For two years, Lantsov had a deferment because of a heart problem.  But he was inducted a month and a half after his daughter’s birth.  His father says:

“We asked for a deferment until spring – his wife was in the hospital with complications for a month after delivery, but they told us – they are discharging your wife, and we’re taking you.  They just have to fulfill the plan.  The order came from above – shave [i.e. induct] them all in turn.”

So Yevgeniy went in the army with a diagnosis of tachycardia and “insignficant limitations” on his service.  Being ordinary miners without connections or money to buy his way out, his parents weren’t able to help him evade service.  So, the dead serviceman leaves a wife, infant child, and a 7-year-old adopted daughter.

Private Konstantin Tsybuk died from an aggressive form of meningitis, although he’d been diagnosed with pneumonia.  He left a wife and 10-month-old daughter in Cherbarkul.  The military commissar of Chelyabinsk Oblast Nikolay Zakharov comments:

“The ‘father-commanders’ didn’t worry about normal, ‘human’ conditions of life for their own soldiers, as a result of this, in the full swing of winter’s freeze, one of them died.  It’s very bad that a soldier perishes in peace time, and not in the fulfillment of a combat mission.  The investigation is on-going and will bring the guilty people to account.”

More than 60 soldiers from Tsybuk’s unit are in the hospital with pneumonia.  Over the New Year’s holiday, the unit’s boiler blew up and the boiler house burned down.  And conscripts had just arrived, and were settled in the frozen barracks.  Tsybuk’s relatives said he called home and said that he had to sleep in his overcoat.  

The Main Military Prosecutor is investigating the illnesses in Tsybuk’s unit, and has found that certain officers did not conscientiously fulfill their duties in protecting the lives and health of their soldiers.  Senior Lieutenant Igor Gurov is being charged with negligence in Tsybuk’s case.

Lastly, Samara conscripts who arrived sent to Astrakhan were living in tents, according to the mother of one soldier, on a dirt floor covered with mattresses, without hot water, while it was -20° C (-4° F).

Many of them got sick, and their commanders didn’t hurry to get them medical attention until their parents went to the human rights ombudsman for Samara Oblast.  After this, their situation improved.  The sick were hospitalized, and the others got wooden floors for their tents and hot food.

Rusinfotoday.com concludes such stories are a dime a dozen:

“There isn’t a person in Russia who doesn’t know that our army is slavery.”

The army doesn’t spend money on elementary but expensive things like real medicine, hospitals, and doctors because:

“Soldiers are an expendable resource which everyone wants to make a profit on.”

“Our country simply doesn’t and won’t have an army.  Just the lives of young men driven into slave work, sacrificed right and left for practically no reason.”

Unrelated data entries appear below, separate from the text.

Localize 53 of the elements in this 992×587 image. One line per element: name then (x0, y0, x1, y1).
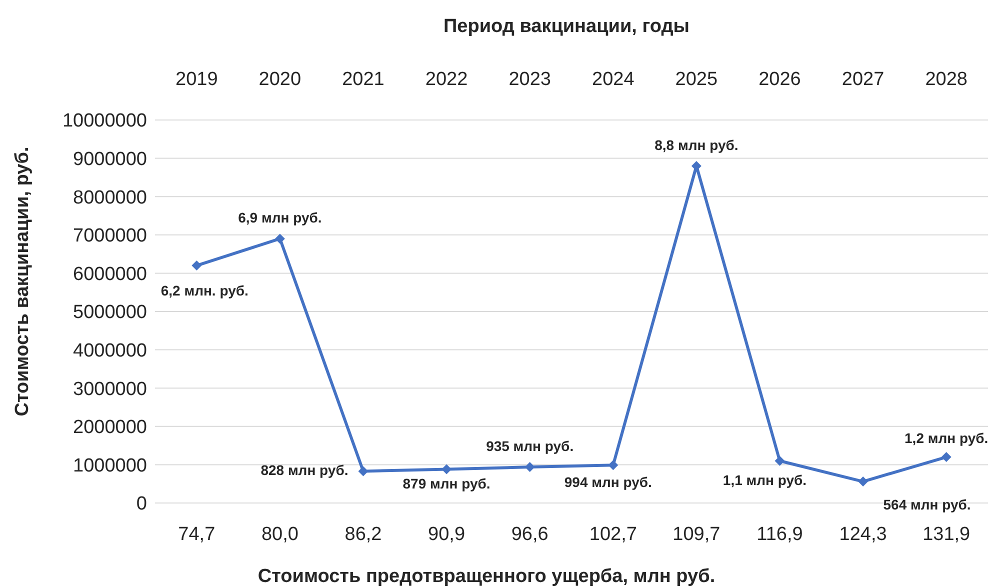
y-tick-label: 5000000 (73, 302, 147, 324)
x-tick-label: 102,7 (589, 524, 637, 545)
y-tick-label: 10000000 (62, 110, 147, 132)
y-axis-title: Стоимость вакцинации, руб. (12, 146, 33, 416)
y-tick-label: 7000000 (73, 226, 147, 247)
x2-tick-label: 2028 (925, 69, 968, 90)
y-tick-label: 2000000 (73, 417, 147, 438)
x-axis-title: Стоимость предотвращенного ущерба, млн руб. (258, 566, 716, 587)
annotation: 994 млн руб. (564, 474, 652, 490)
x2-tick-label: 2021 (342, 69, 384, 90)
point (774, 456, 785, 466)
x2-tick-label: 2023 (508, 69, 551, 90)
x2-tick-label: 2025 (675, 69, 718, 90)
point (358, 466, 368, 476)
y-tick-label: 1000000 (73, 455, 147, 476)
y-tick-label: 9000000 (73, 148, 147, 170)
point (442, 464, 452, 474)
x2-tick-label: 2027 (842, 69, 884, 90)
x2-tick-label: 2020 (258, 69, 302, 90)
point (274, 234, 285, 244)
y-tick-label: 0 (136, 494, 147, 515)
x2-axis-title: Период вакцинации, годы (443, 16, 690, 37)
point (858, 476, 868, 487)
x2-tick-label: 2019 (176, 69, 218, 90)
x2-tick-label: 2022 (425, 69, 468, 90)
x-tick-label: 124,3 (839, 524, 887, 545)
annotation: 564 млн руб. (883, 496, 971, 513)
x-tick-label: 116,9 (756, 524, 803, 545)
annotation: 6,9 млн руб. (238, 210, 322, 226)
x-tick-label: 96,6 (511, 524, 548, 545)
x2-tick-label: 2024 (592, 69, 635, 90)
y-tick-label: 6000000 (73, 264, 147, 285)
x-tick-label: 80,0 (261, 524, 298, 545)
y-tick-label: 3000000 (73, 378, 147, 400)
x-tick-label: 74,7 (178, 524, 216, 545)
annotation: 1,1 млн руб. (722, 472, 807, 488)
x-tick-label: 109,7 (672, 524, 720, 545)
x-tick-label: 131,9 (922, 524, 970, 545)
point (608, 460, 618, 470)
annotation: 828 млн руб. (260, 462, 348, 478)
x-tick-label: 86,2 (344, 524, 382, 545)
annotation: 879 млн руб. (402, 475, 490, 492)
x-tick-label: 90,9 (428, 524, 466, 545)
x2-tick-label: 2026 (758, 69, 801, 90)
annotation: 6,2 млн. руб. (160, 282, 248, 299)
point (524, 462, 535, 472)
annotation: 8,8 млн руб. (654, 136, 738, 153)
annotation: 935 млн руб. (486, 438, 574, 454)
point (192, 260, 202, 271)
annotation: 1,2 млн руб. (904, 430, 988, 446)
point (941, 452, 952, 462)
y-tick-label: 8000000 (73, 187, 147, 208)
y-tick-label: 4000000 (73, 340, 147, 362)
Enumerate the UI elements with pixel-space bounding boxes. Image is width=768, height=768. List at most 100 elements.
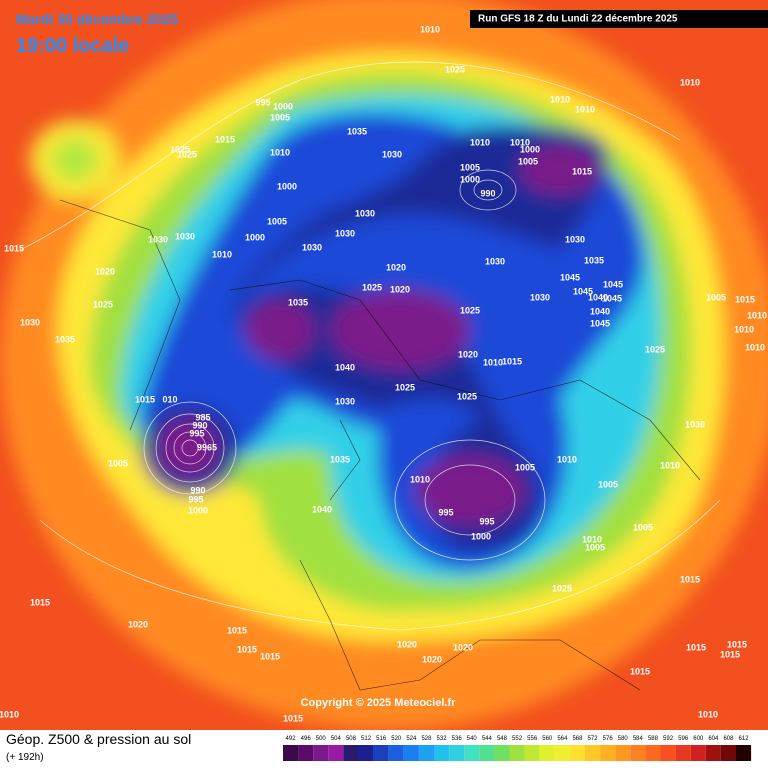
legend-swatch [373, 745, 389, 761]
pressure-label: 1025 [445, 64, 465, 74]
pressure-label: 1015 [30, 597, 50, 607]
pressure-label: 1000 [277, 181, 297, 191]
pressure-label: 1015 [260, 651, 280, 661]
legend-swatch [464, 745, 480, 761]
pressure-label: 1000 [460, 174, 480, 184]
coastlines [59, 199, 701, 691]
pressure-label: 1030 [302, 242, 322, 252]
pressure-label: 1010 [582, 534, 602, 544]
pressure-label: 1005 [518, 156, 538, 166]
date: Mardi 30 décembre 2025 [16, 11, 178, 27]
pressure-label: 1005 [460, 162, 480, 172]
pressure-label: 1010 [212, 249, 232, 259]
pressure-label: 1005 [267, 216, 287, 226]
pressure-label: 1045 [603, 279, 623, 289]
pressure-label: 995 [189, 428, 204, 438]
legend-tick: 528 [421, 736, 432, 742]
legend-tick: 496 [301, 736, 312, 742]
pressure-label: 1015 [720, 649, 740, 659]
pressure-label: 1015 [735, 294, 755, 304]
pressure-label: 1015 [727, 639, 747, 649]
pressure-label: 1010 [575, 104, 595, 114]
isobars [19, 61, 721, 631]
pressure-label: 1045 [602, 293, 622, 303]
legend-tick: 564 [557, 736, 568, 742]
legend-tick: 596 [678, 736, 689, 742]
pressure-label: 1040 [335, 362, 355, 372]
legend-tick: 512 [361, 736, 372, 742]
legend-swatch [343, 745, 359, 761]
time: 19:00 locale [16, 35, 129, 57]
legend-tick: 500 [316, 736, 327, 742]
pressure-label: 1010 [680, 77, 700, 87]
pressure-label: 1025 [645, 344, 665, 354]
legend-tick: 576 [603, 736, 614, 742]
pressure-label: 1030 [382, 149, 402, 159]
height-field [0, 0, 768, 730]
pressure-label: 010 [162, 394, 177, 404]
pressure-label: 1025 [362, 282, 382, 292]
pressure-label: 1020 [390, 284, 410, 294]
footer-lead: (+ 192h) [6, 752, 44, 763]
legend-tick: 532 [437, 736, 448, 742]
legend-swatch [298, 745, 314, 761]
pressure-label: 1015 [680, 574, 700, 584]
pressure-label: 1035 [55, 334, 75, 344]
pressure-label: 1035 [330, 454, 350, 464]
pressure-label: 1045 [573, 286, 593, 296]
pressure-label: 1030 [175, 231, 195, 241]
pressure-label: 1035 [584, 255, 604, 265]
pressure-label: 1010 [747, 310, 767, 320]
legend-swatch [388, 745, 404, 761]
pressure-label: 1015 [572, 166, 592, 176]
legend-swatch [358, 745, 374, 761]
pressure-label: 995 [255, 97, 270, 107]
run-info: Run GFS 18 Z du Lundi 22 décembre 2025 [478, 14, 678, 25]
pressure-label: 1010 [557, 454, 577, 464]
pressure-label: 1015 [227, 625, 247, 635]
pressure-label: 990 [480, 188, 495, 198]
pressure-label: 1025 [170, 144, 190, 154]
pressure-label: 1010 [0, 709, 19, 719]
pressure-label: 1030 [485, 256, 505, 266]
legend-swatch [449, 745, 465, 761]
pressure-label: 1020 [95, 266, 115, 276]
color-legend: 492 496 500 504 508 512 516 520 524 528 532 536 540 5… [283, 736, 752, 761]
legend-swatch [418, 745, 434, 761]
pressure-label: 1030 [148, 234, 168, 244]
legend-swatch [479, 745, 495, 761]
pressure-label: 1015 [135, 394, 155, 404]
legend-tick: 544 [482, 736, 493, 742]
pressure-label: 1005 [633, 522, 653, 532]
pressure-label: 1030 [565, 234, 585, 244]
pressure-label: 1010 [420, 24, 440, 34]
pressure-label: 1030 [685, 419, 705, 429]
pressure-label: 1015 [630, 666, 650, 676]
pressure-label: 1000 [188, 505, 208, 515]
pressure-label: 1010 [470, 137, 490, 147]
legend-tick: 572 [588, 736, 599, 742]
legend-tick: 524 [406, 736, 417, 742]
pressure-label: 995 [479, 516, 494, 526]
pressure-label: 1005 [108, 458, 128, 468]
legend-tick: 548 [497, 736, 508, 742]
legend-tick: 592 [663, 736, 674, 742]
pressure-label: 9965 [197, 442, 217, 452]
pressure-label: 1025 [395, 382, 415, 392]
legend-swatch [736, 745, 752, 761]
pressure-label: 985 [195, 412, 210, 422]
legend-swatch [675, 745, 691, 761]
pressure-label: 1045 [590, 318, 610, 328]
pressure-label: 995 [188, 494, 203, 504]
pressure-label: 1000 [471, 531, 491, 541]
legend-tick: 600 [693, 736, 704, 742]
pressure-label: 1010 [745, 342, 765, 352]
pressure-label: 1010 [734, 324, 754, 334]
pressure-label: 1025 [552, 583, 572, 593]
pressure-label: 995 [438, 507, 453, 517]
pressure-label: 1025 [457, 391, 477, 401]
legend-tick: 568 [572, 736, 583, 742]
pressure-label: 1030 [530, 292, 550, 302]
pressure-label: 1040 [312, 504, 332, 514]
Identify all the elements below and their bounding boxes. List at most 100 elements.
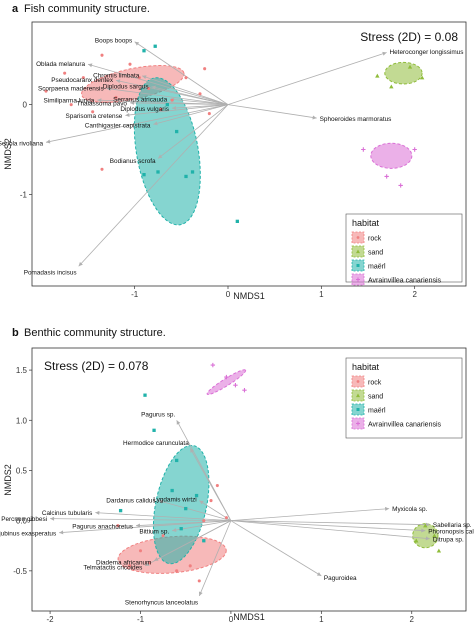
point-rock — [159, 107, 163, 111]
point-avrainvillea — [233, 382, 238, 388]
vector-chromis-limbata — [142, 75, 229, 105]
x-tick-label: 0 — [226, 290, 231, 299]
point-sand — [389, 84, 394, 89]
point-maerl — [175, 458, 179, 463]
species-label-ditrupa-sp: Ditrupa sp. — [433, 536, 464, 543]
species-label-diplodus-vulgaris: Diplodus vulgaris — [120, 106, 169, 113]
vector-head-bittium-sp — [172, 528, 177, 532]
vector-head-scorpaena-maderensis — [106, 86, 111, 91]
x-tick-label: 2 — [410, 615, 415, 622]
point-sand — [436, 548, 442, 553]
point-rock — [138, 549, 143, 553]
species-label-phoronopsis-californica: Phoronopsis californica — [428, 528, 474, 535]
legend-box — [345, 213, 463, 283]
species-label-serranus-atricauda: Serranus atricauda — [113, 96, 167, 103]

Nezavisimaya gazeta’s Vladimir Mukhin has an article today claiming sources tell him there’s an army pandemic, with more than 2,500 men in the hospital with URIs, including more than 500 with pneumonia.  And the military’s medics have been cut 5-7 times.

The Main Military-Medical Directorate, meanwhile, is under investigation by both the Audit Chamber and the Main Military Prosecutor for questionable use of its budget in some instances, according to Mukhin.

In other related news, this morning IA Rosbalt reported an Australian citizen has died of swine flu in Ufa.

Tvoy den says Lantsov’s unit is under a quarantine, and has 36 soldiers in its medical unit with URIs.

IA Regnum reported Friday that there are some quarantine measures in place in Chelyabinsk, where 95 people have allegedly contracted swine flu.